Minor League managing experience: Managed in the Minor Leagues for 13 seasons and won championships in 1995 (Ottawa of the International League), 2002 (Lynchburg of the Carolina League) and 1990 (Nashville, Eastern Division championship of the American Association). Mackanin has also managed in Venezuela League, Dominican winter league and Puerto Rican winter league. He also has seven years of Major League coaching experience with Pittsburgh and Montreal.
Minor League managing record: 917-849.
Playing experience: Played for nine years as an infielder in the Major Leagues with Texas (1973-74), Montreal (1975-77), Philadelphia (1978-79) and Montreal (1980-81). He hit .226 with 30 homers and 141 RBIs in 548 career games.
Did you know: Mackanin has been succeeded twice by Jim Tracy as a manager, with Class A Peoria in 1986 and the Pittsburgh Pirates in 2006? He succeeded Tracy as manager at Triple-A Ottawa in 1995.
What GM Ed Wade said: “Pete served as interim manager it Pittsburgh and Cincinnati and had great results taking over in Cincinnati. I talked to Wayne Krivsky, who as the GM [in Cincinnati] at the time, and he was a really big advocate of Pete’s. He has managing experience in winter, extensively in the Minor Leagues and on two Major League club. He has a great personality and a good sense of humor.”
Upon hearing the Astros were in search of a full-time manager with plenty of experience, Phil Garner last week called president of baseball operations Tal Smith to give an endorsement of Bob Melvin, who had coached under Garner in Milwaukee.

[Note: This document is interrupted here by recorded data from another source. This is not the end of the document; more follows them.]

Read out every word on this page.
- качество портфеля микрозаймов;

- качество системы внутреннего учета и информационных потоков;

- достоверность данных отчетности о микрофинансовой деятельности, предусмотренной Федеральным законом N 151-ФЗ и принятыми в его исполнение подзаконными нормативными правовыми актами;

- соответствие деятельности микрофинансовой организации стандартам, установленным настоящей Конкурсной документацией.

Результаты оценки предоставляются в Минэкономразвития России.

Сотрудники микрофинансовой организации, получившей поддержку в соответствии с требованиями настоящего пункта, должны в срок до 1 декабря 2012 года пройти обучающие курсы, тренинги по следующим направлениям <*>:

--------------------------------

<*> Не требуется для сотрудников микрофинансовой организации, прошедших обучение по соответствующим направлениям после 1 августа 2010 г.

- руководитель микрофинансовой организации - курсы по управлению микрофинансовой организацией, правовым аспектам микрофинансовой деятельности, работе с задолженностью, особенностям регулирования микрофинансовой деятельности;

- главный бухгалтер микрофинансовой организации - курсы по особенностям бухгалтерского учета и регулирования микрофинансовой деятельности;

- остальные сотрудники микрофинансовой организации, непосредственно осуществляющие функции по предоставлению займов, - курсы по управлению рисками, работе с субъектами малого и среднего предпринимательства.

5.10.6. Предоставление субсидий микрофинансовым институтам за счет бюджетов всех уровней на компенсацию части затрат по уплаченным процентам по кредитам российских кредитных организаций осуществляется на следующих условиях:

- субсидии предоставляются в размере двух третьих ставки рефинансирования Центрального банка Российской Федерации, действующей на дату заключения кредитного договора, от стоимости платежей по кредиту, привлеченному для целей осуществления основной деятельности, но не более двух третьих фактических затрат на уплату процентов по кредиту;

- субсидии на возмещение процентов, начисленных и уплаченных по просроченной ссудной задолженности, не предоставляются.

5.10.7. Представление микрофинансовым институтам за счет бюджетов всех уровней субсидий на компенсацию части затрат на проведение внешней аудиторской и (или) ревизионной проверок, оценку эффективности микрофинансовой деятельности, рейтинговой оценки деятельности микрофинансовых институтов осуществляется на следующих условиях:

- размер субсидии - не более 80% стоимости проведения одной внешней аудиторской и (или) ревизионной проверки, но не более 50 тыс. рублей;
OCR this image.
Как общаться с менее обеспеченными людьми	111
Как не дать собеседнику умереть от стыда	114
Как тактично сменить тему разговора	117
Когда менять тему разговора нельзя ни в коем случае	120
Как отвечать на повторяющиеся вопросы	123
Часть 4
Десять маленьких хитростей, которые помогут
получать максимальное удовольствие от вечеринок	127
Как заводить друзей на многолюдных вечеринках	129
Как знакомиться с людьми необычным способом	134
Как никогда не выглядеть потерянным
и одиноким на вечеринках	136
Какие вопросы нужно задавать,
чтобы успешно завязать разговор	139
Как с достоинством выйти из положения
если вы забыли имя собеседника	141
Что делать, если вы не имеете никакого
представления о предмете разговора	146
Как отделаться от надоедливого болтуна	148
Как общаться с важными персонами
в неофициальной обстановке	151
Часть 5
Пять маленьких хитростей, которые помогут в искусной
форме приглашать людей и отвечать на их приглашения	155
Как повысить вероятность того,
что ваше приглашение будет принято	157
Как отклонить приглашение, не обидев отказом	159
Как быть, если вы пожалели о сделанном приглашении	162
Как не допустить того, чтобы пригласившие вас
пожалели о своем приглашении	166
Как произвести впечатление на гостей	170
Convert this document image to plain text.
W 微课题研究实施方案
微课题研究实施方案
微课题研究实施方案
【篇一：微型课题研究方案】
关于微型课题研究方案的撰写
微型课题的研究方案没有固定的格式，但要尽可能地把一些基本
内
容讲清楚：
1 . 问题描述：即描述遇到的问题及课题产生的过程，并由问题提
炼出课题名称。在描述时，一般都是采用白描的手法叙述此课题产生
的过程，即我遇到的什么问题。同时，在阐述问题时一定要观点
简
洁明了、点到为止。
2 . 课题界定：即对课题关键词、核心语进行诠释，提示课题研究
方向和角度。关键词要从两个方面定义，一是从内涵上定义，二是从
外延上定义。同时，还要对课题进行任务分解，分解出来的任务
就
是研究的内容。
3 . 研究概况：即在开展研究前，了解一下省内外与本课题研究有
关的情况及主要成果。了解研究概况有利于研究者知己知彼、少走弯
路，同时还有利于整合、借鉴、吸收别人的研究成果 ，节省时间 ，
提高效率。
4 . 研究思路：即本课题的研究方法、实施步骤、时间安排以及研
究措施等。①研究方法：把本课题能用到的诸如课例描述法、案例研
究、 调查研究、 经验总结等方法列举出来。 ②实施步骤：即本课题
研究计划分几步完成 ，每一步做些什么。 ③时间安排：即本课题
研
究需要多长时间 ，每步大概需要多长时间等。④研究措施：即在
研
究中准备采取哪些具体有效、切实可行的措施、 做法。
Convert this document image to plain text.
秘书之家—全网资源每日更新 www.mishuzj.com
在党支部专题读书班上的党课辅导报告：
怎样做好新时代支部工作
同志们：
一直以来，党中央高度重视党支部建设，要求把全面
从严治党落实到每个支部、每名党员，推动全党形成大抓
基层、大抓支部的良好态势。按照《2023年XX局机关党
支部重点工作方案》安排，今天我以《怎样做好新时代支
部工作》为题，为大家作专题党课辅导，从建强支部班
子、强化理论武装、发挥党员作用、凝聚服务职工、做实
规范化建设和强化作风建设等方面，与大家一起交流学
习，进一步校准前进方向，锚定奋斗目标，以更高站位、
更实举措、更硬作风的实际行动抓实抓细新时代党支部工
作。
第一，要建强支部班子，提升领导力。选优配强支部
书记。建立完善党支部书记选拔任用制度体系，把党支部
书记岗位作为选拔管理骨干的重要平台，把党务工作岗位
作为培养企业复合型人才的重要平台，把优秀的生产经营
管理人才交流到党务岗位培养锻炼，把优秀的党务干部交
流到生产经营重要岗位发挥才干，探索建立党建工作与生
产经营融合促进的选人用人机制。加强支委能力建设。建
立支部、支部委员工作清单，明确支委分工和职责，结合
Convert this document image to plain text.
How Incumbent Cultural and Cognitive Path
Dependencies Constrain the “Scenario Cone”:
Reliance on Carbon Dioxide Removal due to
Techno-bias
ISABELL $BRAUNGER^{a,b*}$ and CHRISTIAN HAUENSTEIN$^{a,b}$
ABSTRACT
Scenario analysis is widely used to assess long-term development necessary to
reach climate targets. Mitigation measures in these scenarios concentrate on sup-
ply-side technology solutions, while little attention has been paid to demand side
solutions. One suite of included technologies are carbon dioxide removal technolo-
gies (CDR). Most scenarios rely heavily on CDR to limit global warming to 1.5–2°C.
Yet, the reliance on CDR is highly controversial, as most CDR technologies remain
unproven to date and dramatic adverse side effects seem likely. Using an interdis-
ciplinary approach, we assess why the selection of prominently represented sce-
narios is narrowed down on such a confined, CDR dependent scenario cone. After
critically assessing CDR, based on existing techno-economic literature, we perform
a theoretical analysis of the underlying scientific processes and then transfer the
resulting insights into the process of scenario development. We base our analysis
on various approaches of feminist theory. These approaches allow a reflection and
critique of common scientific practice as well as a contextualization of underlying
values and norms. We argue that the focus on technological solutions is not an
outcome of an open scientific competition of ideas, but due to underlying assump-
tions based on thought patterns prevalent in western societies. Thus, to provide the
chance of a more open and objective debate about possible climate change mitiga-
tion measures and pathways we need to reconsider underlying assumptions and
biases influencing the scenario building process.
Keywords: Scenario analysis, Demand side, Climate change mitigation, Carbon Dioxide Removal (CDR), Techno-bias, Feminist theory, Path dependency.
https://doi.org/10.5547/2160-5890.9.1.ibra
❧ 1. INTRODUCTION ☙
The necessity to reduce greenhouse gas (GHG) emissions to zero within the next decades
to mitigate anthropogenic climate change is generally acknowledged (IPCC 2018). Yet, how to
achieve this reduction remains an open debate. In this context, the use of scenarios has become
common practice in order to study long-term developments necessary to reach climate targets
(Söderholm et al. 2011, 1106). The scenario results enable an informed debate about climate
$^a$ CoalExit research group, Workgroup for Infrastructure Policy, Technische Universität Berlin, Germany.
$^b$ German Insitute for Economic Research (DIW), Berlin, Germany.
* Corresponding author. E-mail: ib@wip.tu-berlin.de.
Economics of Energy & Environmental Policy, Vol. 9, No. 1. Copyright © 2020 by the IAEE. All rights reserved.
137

Before Garner could even mention Melvin’s name, he became a candidate himself.
“All of sudden on the caller ID it showed Phil Garner was calling and I picked up and said, ‘Are you a candidate?'” Smith said. “I was being facetious. ‘Well,’ he said, ‘I wouldn’t mind it, but it’s up to you guys.'”
And that’s how Garner, one of most popular managers in team history and the only one to lead the Astros to the World Series, found himself back in the mix to return to the team that dismissed him with a month remaining in the 2007 season.